De beslissing houdt in dat de voorziening vervalt zodra het verzoek tot schuldsanering wordt ingetrokken of wanneer er een definitieve uitspraak op dat verzoek is gedaan. Tevens is bepaald dat de uitvoerder van de buitengerechtelijke schuldregeling uiterlijk twee weken voor het aflopen van de voorziening verslag moet uitbrengen aan de rechtbank. Deze uitspraak benadrukt het belang van een moratorium in het faillissementsrecht en de mogelijkheden voor schuldenaren om hun financiële situatie te stabiliseren.

Uitspraak

RECHTBANK UTRECHT
Sector Civiel
zaaknummer: 312256/FT-RK 11.1082
nummer verklaring: STV0151100179
uitspraakdatum: 13 september 2011
moratorium
enkelvoudige kamer
in de zaak van
[verzoekster],
geboren op [1976],
wonende te [woonplaats],
hierna te noemen: verzoekster,
is door verzoekster tegelijk met het verzoek tot toepassing van de schuldsaneringsregeling een verzoek ingediend tot het instellen van een moratorium als bedoeld in artikel 287b Faillissementswet (Fw).
1. Het verzoek
De gevraagde voorziening houdt in: het van toepassing verklaren van artikel 305 Fw.

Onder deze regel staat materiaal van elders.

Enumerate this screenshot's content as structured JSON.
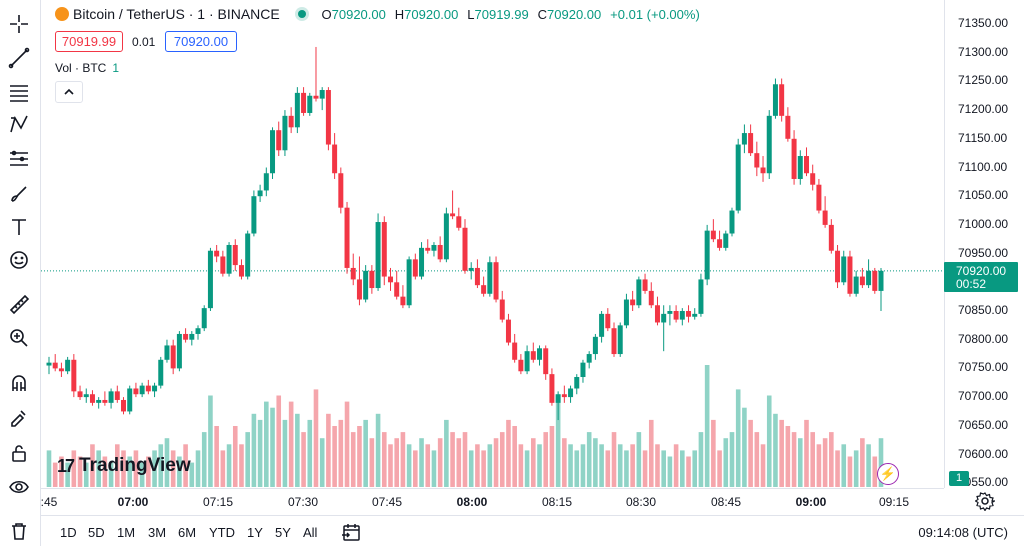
{
  "legend": {
    "symbol": "Bitcoin / TetherUS",
    "interval": "1",
    "exchange": "BINANCE",
    "open_label": "O",
    "open": "70920.00",
    "high_label": "H",
    "high": "70920.00",
    "low_label": "L",
    "low": "70919.99",
    "close_label": "C",
    "close": "70920.00",
    "change": "+0.01 (+0.00%)"
  },
  "bidask": {
    "bid": "70919.99",
    "spread": "0.01",
    "ask": "70920.00"
  },
  "volume_indicator": {
    "label": "Vol · BTC",
    "value": "1"
  },
  "price_axis": [
    "71350.00",
    "71300.00",
    "71250.00",
    "71200.00",
    "71150.00",
    "71100.00",
    "71050.00",
    "71000.00",
    "70950.00",
    "70850.00",
    "70800.00",
    "70750.00",
    "70700.00",
    "70650.00",
    "70600.00",
    "70550.00"
  ],
  "current_price": {
    "price": "70920.00",
    "countdown": "00:52"
  },
  "volume_tag": "1",
  "time_axis": [
    {
      "label": ":45",
      "bold": false
    },
    {
      "label": "07:00",
      "bold": true
    },
    {
      "label": "07:15",
      "bold": false
    },
    {
      "label": "07:30",
      "bold": false
    },
    {
      "label": "07:45",
      "bold": false
    },
    {
      "label": "08:00",
      "bold": true
    },
    {
      "label": "08:15",
      "bold": false
    },
    {
      "label": "08:30",
      "bold": false
    },
    {
      "label": "08:45",
      "bold": false
    },
    {
      "label": "09:00",
      "bold": true
    },
    {
      "label": "09:15",
      "bold": false
    }
  ],
  "ranges": [
    "1D",
    "5D",
    "1M",
    "3M",
    "6M",
    "YTD",
    "1Y",
    "5Y",
    "All"
  ],
  "clock": "09:14:08 (UTC)",
  "brand": "TradingView",
  "colors": {
    "up": "#089981",
    "down": "#f23645",
    "up_vol": "#8fd3c6",
    "down_vol": "#f5a6ac"
  },
  "icons": [
    "crosshair-icon",
    "trend-line-icon",
    "fib-icon",
    "pattern-icon",
    "multi-line-icon",
    "brush-icon",
    "text-icon",
    "emoji-icon",
    "ruler-icon",
    "zoom-in-icon",
    "magnet-icon",
    "lock-draw-icon",
    "lock-icon",
    "eye-icon",
    "trash-icon"
  ],
  "chart_data": {
    "type": "candlestick",
    "x_start": "06:45",
    "interval_minutes": 1,
    "ylim": [
      70550,
      71380
    ],
    "candles": [
      [
        70755,
        70770,
        70740,
        70760
      ],
      [
        70760,
        70775,
        70745,
        70750
      ],
      [
        70750,
        70760,
        70735,
        70745
      ],
      [
        70745,
        70770,
        70740,
        70765
      ],
      [
        70765,
        70775,
        70700,
        70710
      ],
      [
        70710,
        70720,
        70695,
        70700
      ],
      [
        70700,
        70715,
        70690,
        70705
      ],
      [
        70705,
        70712,
        70685,
        70690
      ],
      [
        70690,
        70700,
        70680,
        70695
      ],
      [
        70695,
        70710,
        70685,
        70690
      ],
      [
        70690,
        70715,
        70680,
        70710
      ],
      [
        70710,
        70720,
        70690,
        70695
      ],
      [
        70695,
        70700,
        70670,
        70675
      ],
      [
        70675,
        70720,
        70670,
        70715
      ],
      [
        70715,
        70725,
        70700,
        70705
      ],
      [
        70705,
        70725,
        70700,
        70720
      ],
      [
        70720,
        70730,
        70705,
        70710
      ],
      [
        70710,
        70725,
        70700,
        70720
      ],
      [
        70720,
        70770,
        70715,
        70765
      ],
      [
        70765,
        70800,
        70760,
        70790
      ],
      [
        70790,
        70800,
        70740,
        70750
      ],
      [
        70750,
        70815,
        70745,
        70810
      ],
      [
        70810,
        70820,
        70795,
        70800
      ],
      [
        70800,
        70815,
        70790,
        70810
      ],
      [
        70810,
        70825,
        70800,
        70820
      ],
      [
        70820,
        70860,
        70815,
        70855
      ],
      [
        70855,
        70960,
        70850,
        70955
      ],
      [
        70955,
        70965,
        70935,
        70945
      ],
      [
        70945,
        70955,
        70910,
        70915
      ],
      [
        70915,
        70970,
        70910,
        70965
      ],
      [
        70965,
        70975,
        70920,
        70930
      ],
      [
        70930,
        70940,
        70905,
        70910
      ],
      [
        70910,
        70990,
        70905,
        70985
      ],
      [
        70985,
        71060,
        70980,
        71050
      ],
      [
        71050,
        71070,
        71040,
        71060
      ],
      [
        71060,
        71100,
        71050,
        71090
      ],
      [
        71090,
        71170,
        71080,
        71165
      ],
      [
        71165,
        71180,
        71120,
        71130
      ],
      [
        71130,
        71200,
        71120,
        71190
      ],
      [
        71190,
        71205,
        71160,
        71170
      ],
      [
        71170,
        71240,
        71160,
        71230
      ],
      [
        71230,
        71240,
        71190,
        71195
      ],
      [
        71195,
        71230,
        71190,
        71225
      ],
      [
        71225,
        71310,
        71215,
        71220
      ],
      [
        71220,
        71240,
        71200,
        71235
      ],
      [
        71235,
        71240,
        71130,
        71140
      ],
      [
        71140,
        71160,
        71080,
        71090
      ],
      [
        71090,
        71100,
        71020,
        71030
      ],
      [
        71030,
        71040,
        70915,
        70925
      ],
      [
        70925,
        70950,
        70895,
        70905
      ],
      [
        70905,
        70945,
        70860,
        70870
      ],
      [
        70870,
        70930,
        70865,
        70920
      ],
      [
        70920,
        70930,
        70880,
        70890
      ],
      [
        70890,
        71020,
        70885,
        71005
      ],
      [
        71005,
        71015,
        70895,
        70910
      ],
      [
        70910,
        70925,
        70885,
        70900
      ],
      [
        70900,
        70920,
        70870,
        70875
      ],
      [
        70875,
        70895,
        70855,
        70860
      ],
      [
        70860,
        70945,
        70855,
        70940
      ],
      [
        70940,
        70950,
        70905,
        70910
      ],
      [
        70910,
        70970,
        70905,
        70960
      ],
      [
        70960,
        70975,
        70950,
        70955
      ],
      [
        70955,
        70970,
        70945,
        70965
      ],
      [
        70965,
        70980,
        70935,
        70940
      ],
      [
        70940,
        71030,
        70935,
        71020
      ],
      [
        71020,
        71060,
        71010,
        71015
      ],
      [
        71015,
        71030,
        70990,
        70995
      ],
      [
        70995,
        71010,
        70915,
        70920
      ],
      [
        70920,
        70935,
        70905,
        70925
      ],
      [
        70925,
        70940,
        70890,
        70895
      ],
      [
        70895,
        70910,
        70875,
        70880
      ],
      [
        70880,
        70945,
        70875,
        70935
      ],
      [
        70935,
        70945,
        70865,
        70870
      ],
      [
        70870,
        70885,
        70830,
        70835
      ],
      [
        70835,
        70845,
        70790,
        70795
      ],
      [
        70795,
        70810,
        70760,
        70765
      ],
      [
        70765,
        70775,
        70740,
        70745
      ],
      [
        70745,
        70790,
        70740,
        70780
      ],
      [
        70780,
        70795,
        70760,
        70765
      ],
      [
        70765,
        70790,
        70755,
        70785
      ],
      [
        70785,
        70790,
        70730,
        70740
      ],
      [
        70740,
        70750,
        70685,
        70690
      ],
      [
        70690,
        70710,
        70660,
        70705
      ],
      [
        70705,
        70720,
        70690,
        70700
      ],
      [
        70700,
        70720,
        70690,
        70715
      ],
      [
        70715,
        70740,
        70705,
        70735
      ],
      [
        70735,
        70765,
        70725,
        70760
      ],
      [
        70760,
        70780,
        70750,
        70775
      ],
      [
        70775,
        70810,
        70765,
        70805
      ],
      [
        70805,
        70850,
        70795,
        70845
      ],
      [
        70845,
        70855,
        70815,
        70820
      ],
      [
        70820,
        70830,
        70770,
        70775
      ],
      [
        70775,
        70830,
        70770,
        70825
      ],
      [
        70825,
        70880,
        70820,
        70870
      ],
      [
        70870,
        70885,
        70850,
        70860
      ],
      [
        70860,
        70910,
        70855,
        70905
      ],
      [
        70905,
        70915,
        70880,
        70885
      ],
      [
        70885,
        70900,
        70855,
        70860
      ],
      [
        70860,
        70875,
        70825,
        70830
      ],
      [
        70830,
        70860,
        70780,
        70845
      ],
      [
        70845,
        70860,
        70825,
        70850
      ],
      [
        70850,
        70860,
        70830,
        70835
      ],
      [
        70835,
        70855,
        70825,
        70850
      ],
      [
        70850,
        70860,
        70830,
        70840
      ],
      [
        70840,
        70855,
        70835,
        70845
      ],
      [
        70845,
        70915,
        70840,
        70905
      ],
      [
        70905,
        71000,
        70895,
        70990
      ],
      [
        70990,
        71010,
        70970,
        70975
      ],
      [
        70975,
        70990,
        70955,
        70960
      ],
      [
        70960,
        70990,
        70955,
        70985
      ],
      [
        70985,
        71030,
        70980,
        71025
      ],
      [
        71025,
        71150,
        71020,
        71140
      ],
      [
        71140,
        71175,
        71125,
        71160
      ],
      [
        71160,
        71175,
        71120,
        71125
      ],
      [
        71125,
        71145,
        71085,
        71100
      ],
      [
        71100,
        71120,
        71075,
        71090
      ],
      [
        71090,
        71200,
        71080,
        71190
      ],
      [
        71190,
        71255,
        71185,
        71245
      ],
      [
        71245,
        71255,
        71180,
        71190
      ],
      [
        71190,
        71205,
        71145,
        71150
      ],
      [
        71150,
        71165,
        71070,
        71080
      ],
      [
        71080,
        71130,
        71070,
        71120
      ],
      [
        71120,
        71135,
        71085,
        71090
      ],
      [
        71090,
        71105,
        71060,
        71070
      ],
      [
        71070,
        71080,
        71020,
        71025
      ],
      [
        71025,
        71050,
        70995,
        71000
      ],
      [
        71000,
        71010,
        70950,
        70955
      ],
      [
        70955,
        70965,
        70890,
        70900
      ],
      [
        70900,
        70955,
        70895,
        70945
      ],
      [
        70945,
        70955,
        70875,
        70880
      ],
      [
        70880,
        70920,
        70875,
        70910
      ],
      [
        70910,
        70925,
        70890,
        70895
      ],
      [
        70895,
        70940,
        70890,
        70920
      ],
      [
        70920,
        70925,
        70880,
        70885
      ],
      [
        70885,
        70925,
        70850,
        70920
      ]
    ],
    "volume_note": "relative heights",
    "volumes": [
      0.3,
      0.2,
      0.25,
      0.2,
      0.3,
      0.25,
      0.2,
      0.35,
      0.3,
      0.25,
      0.2,
      0.35,
      0.3,
      0.25,
      0.3,
      0.2,
      0.25,
      0.3,
      0.35,
      0.4,
      0.3,
      0.25,
      0.35,
      0.2,
      0.3,
      0.45,
      0.75,
      0.5,
      0.3,
      0.35,
      0.5,
      0.35,
      0.45,
      0.6,
      0.55,
      0.7,
      0.65,
      0.75,
      0.55,
      0.7,
      0.6,
      0.45,
      0.55,
      0.8,
      0.4,
      0.6,
      0.5,
      0.55,
      0.7,
      0.45,
      0.5,
      0.55,
      0.4,
      0.6,
      0.45,
      0.35,
      0.4,
      0.45,
      0.35,
      0.3,
      0.4,
      0.35,
      0.3,
      0.4,
      0.55,
      0.45,
      0.4,
      0.45,
      0.3,
      0.35,
      0.3,
      0.35,
      0.4,
      0.45,
      0.55,
      0.5,
      0.35,
      0.3,
      0.4,
      0.35,
      0.45,
      0.5,
      0.75,
      0.4,
      0.35,
      0.3,
      0.35,
      0.45,
      0.4,
      0.35,
      0.3,
      0.45,
      0.35,
      0.3,
      0.35,
      0.45,
      0.3,
      0.55,
      0.35,
      0.3,
      0.25,
      0.35,
      0.3,
      0.25,
      0.3,
      0.45,
      1.0,
      0.55,
      0.3,
      0.4,
      0.45,
      0.8,
      0.65,
      0.55,
      0.45,
      0.35,
      0.75,
      0.6,
      0.55,
      0.5,
      0.45,
      0.4,
      0.55,
      0.45,
      0.35,
      0.4,
      0.45,
      0.3,
      0.35,
      0.25,
      0.3,
      0.4,
      0.35,
      0.25,
      0.4
    ]
  }
}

Verzoekster heeft aan het verzoek ten grondslag gelegd dat zij poogt een minnelijke schuldregeling met haar schuldeisers overeen te komen dan wel - als dat niet lukt - toelating tot de schuldsaneringsregeling zal verzoeken. De gevraagde voorziening is volgens verzoekster noodzakelijk om rust te creëren, zodat de minnelijke schuldregeling kans van slagen heeft.
2. Het verweer
De Stichting Bedrijfstakpensioenfonds voor de Metalektro, de schuldeiser op wie de gevraagde voorziening betrekking heeft, is opgeroepen voor de mondelinge behandeling van het verzoek.
De Stichting Bedrijfstakpensioenfonds voor de Metalektro is niet verschenen.
Wel heeft zij – middels mr. J.A. van Emden – zich schriftelijk tegen het verzoek verzet en daartoe aangevoerd dat verzoekster grove en herhaalde wanprestatie heeft geleverd in de nakoming van haar verplichtingen, voortvloeiende uit de tussen partijen gesloten huurovereenkomst. Dit heeft er in geresulteerd in een drietal vonnissen. Voorts stelt Stichting Bedrijfstakpensioenfonds voor de Metalektro zich op het standpunt dat er geen perspectief is voor de voldoening van de lopende termijnen en dat nog geen sprake is van een in gang gezet regelingstraject.
3. Beoordeling
De Stichting Bedrijfstakpensioenfonds voor de Metalektro heeft weliswaar tot drie maal toe een ontruimingsvonnis verkregen, maar verzoekster heeft gesteld dat zij naar aanleiding van de vonnissen van 28 oktober 2009 en 28 april 2010 de huurachterstand heeft voldaan.
Uit het door de schuldhulpverlener overgelegde budgetplan blijkt dat verzoekster – mede door de toegekende woonkostentoeslag – voldoende ruimte heeft haar vaste lasten te voldoen. Nu de schuldhulpverlening hierop zal toezien, is er naar het oordeel van de rechtbank voldoende waarborg dat de lopende verplichtingen zullen worden voldaan.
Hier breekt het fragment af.